Relato: La billetera del chivo

Demetrio le decían ‘El chivo’ porque era guapo y vestía con elegancia, además de cumplir con la función como administrador de los dólares, producto del sudor de la frente de la Mireya que, con tanto ardor, se ganaba en ‘El Chaparral’, aquel antro de la calle Celis.

Por: Prof. Mario Juárez

Hermosa, como sólo ella podía serlo, colmaba las urgencias de soldados, estudiantes y obreros. Se podría decir que era una especie de abeja reina en ese acreditado prostíbulo.

Cuando se conocieron en la discoteca, vulgarmente conocida como “El sancocho”, sus ojos se flecharon de inmediato, amarraron sus vidas y se juraron amor eterno; pero con los días descubrieron que ambos no tenían una profesión en fijo que les diera el sustento diario, por lo que se vieron asediados por tantas nuevas ideas, en la que una sobresalió: ella pondría a disposición sus atributos naturales a la clientela, mientras él sería su protector y receptor de los bienes del servicio.

Así que, mientras la Mireya expresaba su destreza y llevaba con solvencia su vendaval de erotismo entre los vahos de perfumes y tufos y con trasfondo de boleros y rancheras, Demetrio se la pasaba de lo lindo en la calle, bebiendo guaro “muñeco” con Tachuela y Telengue, sus compadres de aventuras e infortunios, que se entretenían ‘sacándole el diablo’ a las pachas vacías, ‘chiviando’ con los dados, jugando partidas de dominó, de póker, con quien, treinta y uno, viva la flor, banquito, o apostando al chingolingo.

Ya en la tarde volvía sus pasos a donde su cortesana, en busca de más dinero. La billetera del chivo, que había sido un arca rebosante en la mañana, hoy se encontraba vacía. “¿Y que has hecho nuestro dinero, amor?”, le reclamaba ella con dulzura.

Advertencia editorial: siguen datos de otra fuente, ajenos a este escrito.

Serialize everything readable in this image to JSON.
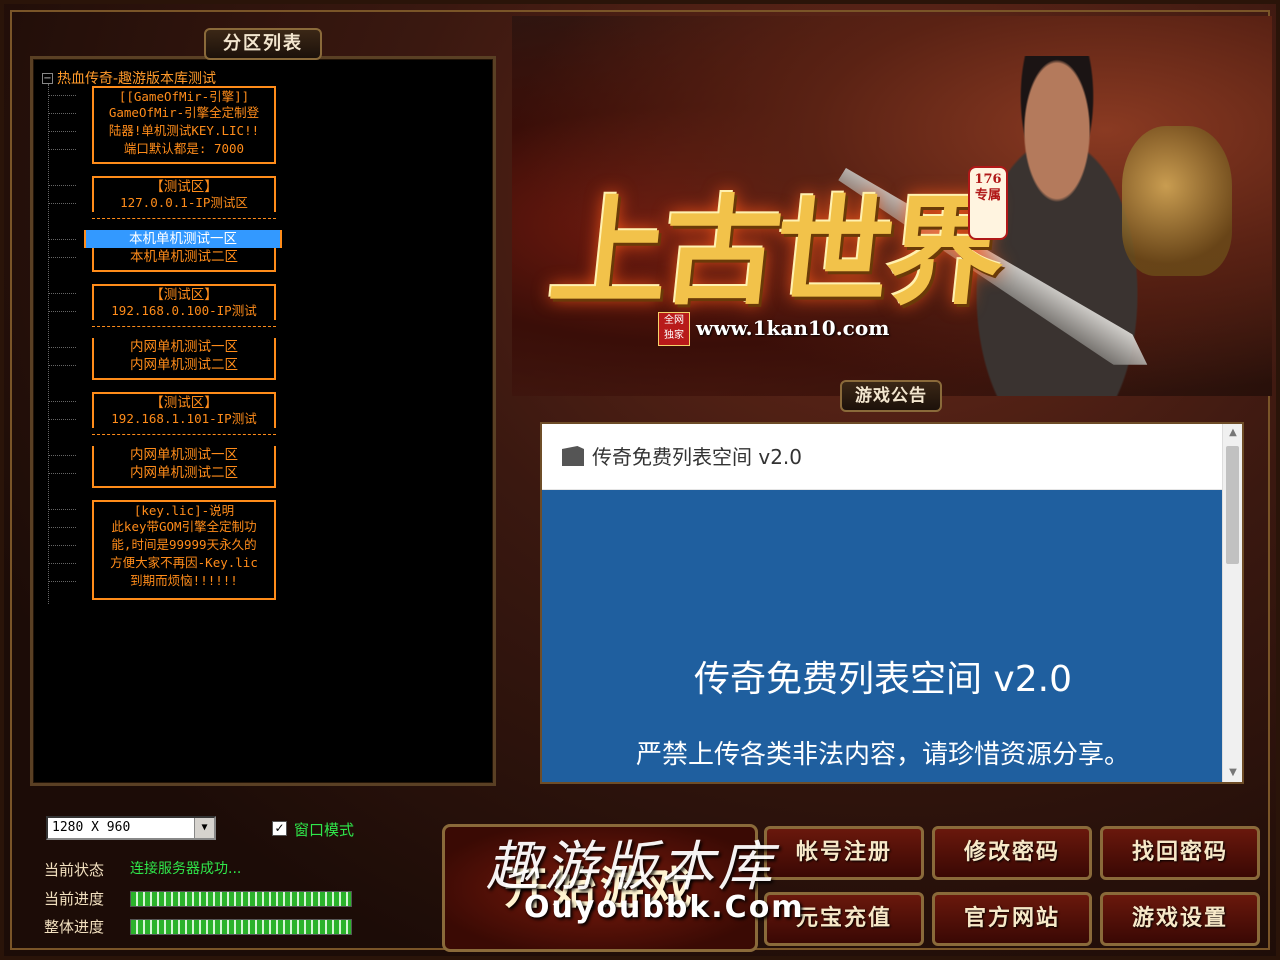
{
  "window": {
    "minimize_label": "—",
    "close_label": "✕"
  },
  "server_list": {
    "title": "分区列表",
    "root_label": "热血传奇-趣游版本库测试",
    "groups": [
      {
        "lines": [
          "[[GameOfMir-引擎]]",
          "GameOfMir-引擎全定制登",
          "陆器!单机测试KEY.LIC!!",
          "端口默认都是: 7000"
        ]
      },
      {
        "header": "【测试区】",
        "ip": "127.0.0.1-IP测试区",
        "servers": [
          "本机单机测试一区",
          "本机单机测试二区"
        ]
      },
      {
        "header": "【测试区】",
        "ip": "192.168.0.100-IP测试",
        "servers": [
          "内网单机测试一区",
          "内网单机测试二区"
        ]
      },
      {
        "header": "【测试区】",
        "ip": "192.168.1.101-IP测试",
        "servers": [
          "内网单机测试一区",
          "内网单机测试二区"
        ]
      },
      {
        "lines": [
          "[key.lic]-说明",
          "此key带GOM引擎全定制功",
          "能,时间是99999天永久的",
          "方便大家不再因-Key.lic",
          "到期而烦恼!!!!!!"
        ]
      }
    ],
    "selected": "本机单机测试一区"
  },
  "settings": {
    "resolution": "1280 X 960",
    "window_mode_label": "窗口模式",
    "window_mode_checked": true
  },
  "status": {
    "current_status_label": "当前状态",
    "current_status_value": "连接服务器成功...",
    "current_progress_label": "当前进度",
    "current_progress": 1.0,
    "overall_progress_label": "整体进度",
    "overall_progress": 1.0
  },
  "banner": {
    "title": "上古世界",
    "badge": "176 专属",
    "small_badge": "全网 独家",
    "url": "www.1kan10.com"
  },
  "notice": {
    "tab_label": "游戏公告",
    "header": "传奇免费列表空间 v2.0",
    "body_title": "传奇免费列表空间 v2.0",
    "body_text": "严禁上传各类非法内容，请珍惜资源分享。"
  },
  "buttons": {
    "start": "开始游戏",
    "register": "帐号注册",
    "change_password": "修改密码",
    "recover_password": "找回密码",
    "recharge": "元宝充值",
    "official_site": "官方网站",
    "game_settings": "游戏设置"
  },
  "watermark": {
    "text": "趣游版本库",
    "sub": "Ouyoubbk.Com"
  },
  "colors": {
    "tree_text": "#ff8c1a",
    "status_green": "#2fe64a",
    "notice_blue": "#1f5f9f",
    "selection": "#3399ff"
  }
}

Y él, como un hijo mimado, se sonrojaba como una amapola. “¿Sabés que hoy un tipo quiso pegarme porque me negué a aceptarle Bitcoin? Me bañó de injurias… ¿Dónde estabas? ¿Dónde está el hombre que dice protegerme? ¡Y mirá la facha que traés!”

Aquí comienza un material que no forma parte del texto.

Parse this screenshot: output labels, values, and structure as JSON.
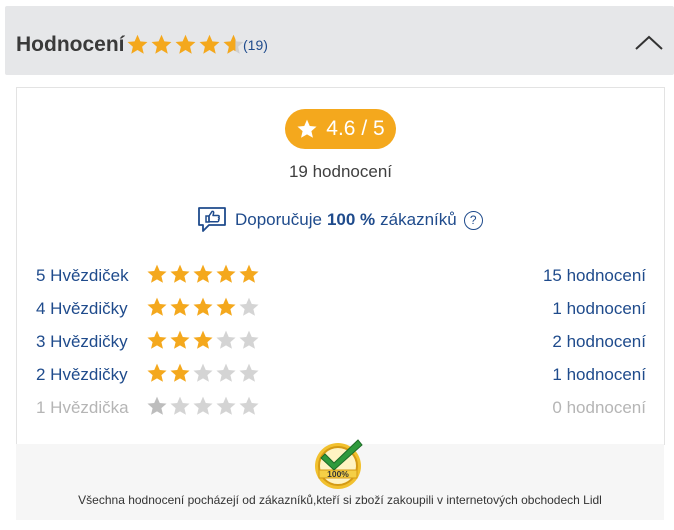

Pero el corazón de Demetrio era un trozo de madera.

Los días corrieron su curso normal y nada pareció cambiar. Sin embargo, una tarde en que ella daba descanso a su molido cuerpo, después de una difícil jornada, llegaron a sus oídos ciertos rumores de que Demetrio andaba entre faldas. Al principio ella no creyó; pero no dejó de percibir en su fuero interno el diablillo de los celos, que deambula a menudo en el corazón humano. La Mireya conservaba en su bolso, por instinto de seguridad, un puñal que nunca utilizaba. En su mente atravesaban leves jirones de rencor que provenían de alguna esquina de su corazón humillado.

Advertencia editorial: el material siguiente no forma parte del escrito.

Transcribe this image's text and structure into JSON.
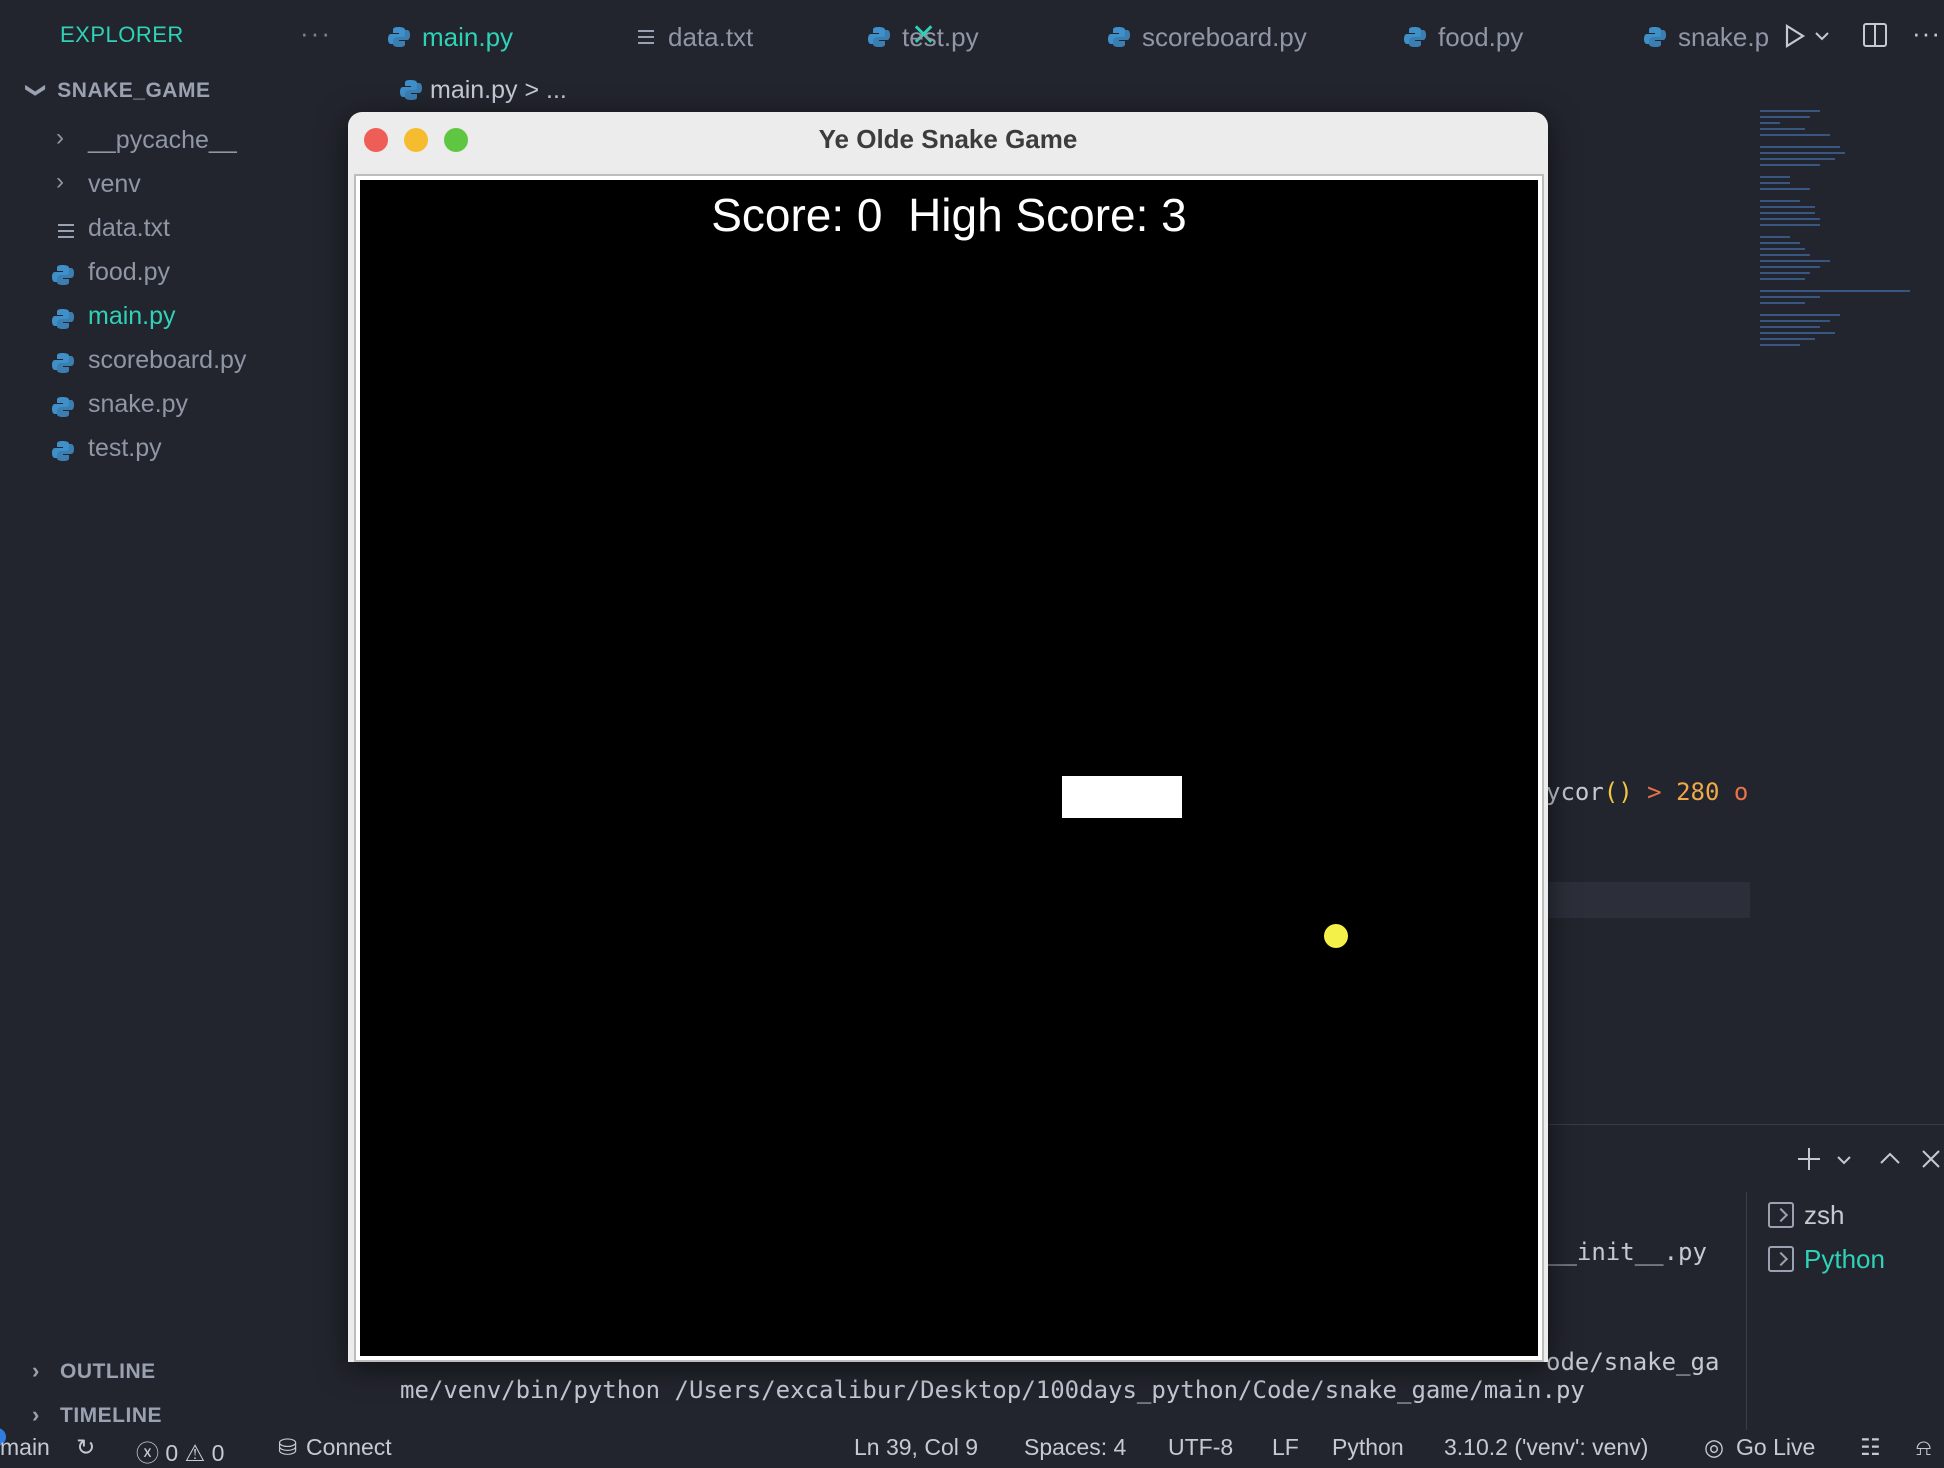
{
  "explorer": {
    "title": "EXPLORER",
    "more": "···",
    "folder": "SNAKE_GAME",
    "items": [
      {
        "label": "__pycache__",
        "type": "folder"
      },
      {
        "label": "venv",
        "type": "folder"
      },
      {
        "label": "data.txt",
        "type": "text"
      },
      {
        "label": "food.py",
        "type": "python"
      },
      {
        "label": "main.py",
        "type": "python",
        "active": true
      },
      {
        "label": "scoreboard.py",
        "type": "python"
      },
      {
        "label": "snake.py",
        "type": "python"
      },
      {
        "label": "test.py",
        "type": "python"
      }
    ],
    "outline": "OUTLINE",
    "timeline": "TIMELINE"
  },
  "tabs": [
    "main.py",
    "data.txt",
    "test.py",
    "scoreboard.py",
    "food.py",
    "snake.p"
  ],
  "breadcrumb": "main.py > ...",
  "editor": {
    "code_fragment": [
      "ycor",
      "()",
      " > ",
      "280",
      " o"
    ]
  },
  "terminal": {
    "line_partial": "__init__.py",
    "line_partial2": "ode/snake_ga",
    "line_full": "me/venv/bin/python /Users/excalibur/Desktop/100days_python/Code/snake_game/main.py",
    "sessions": [
      "zsh",
      "Python"
    ]
  },
  "statusbar": {
    "branch": "main",
    "problems": "ⓧ 0 ⚠ 0",
    "connect": "Connect",
    "position": "Ln 39, Col 9",
    "spaces": "Spaces: 4",
    "encoding": "UTF-8",
    "eol": "LF",
    "language": "Python",
    "interpreter": "3.10.2 ('venv': venv)",
    "golive": "Go Live"
  },
  "game_window": {
    "title": "Ye Olde Snake Game",
    "score_text": "Score: 0  High Score: 3"
  },
  "colors": {
    "accent": "#2ed3b7",
    "food": "#f4f04a",
    "snake": "#ffffff",
    "canvas": "#000000",
    "close": "#ee5e57",
    "minimize": "#f5bc2f",
    "zoom": "#5ec640"
  }
}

Y cuando la verdad confirmó el rumor de la infidelidad, una idea le potenció acabar de una vez su con su atribulada vida. Aguzó el puñal.

En la boca de la noche, acostado en la cama, vuelto hacia la pared, Demetrio fue sorprendido por la Mireya. Nunca creyó que terminaría virtualmente apuñalado. La noticia del día siguiente hacía hincapié de un puñal incrustado en la espalda de la víctima. La Mireya no había dejado rastro.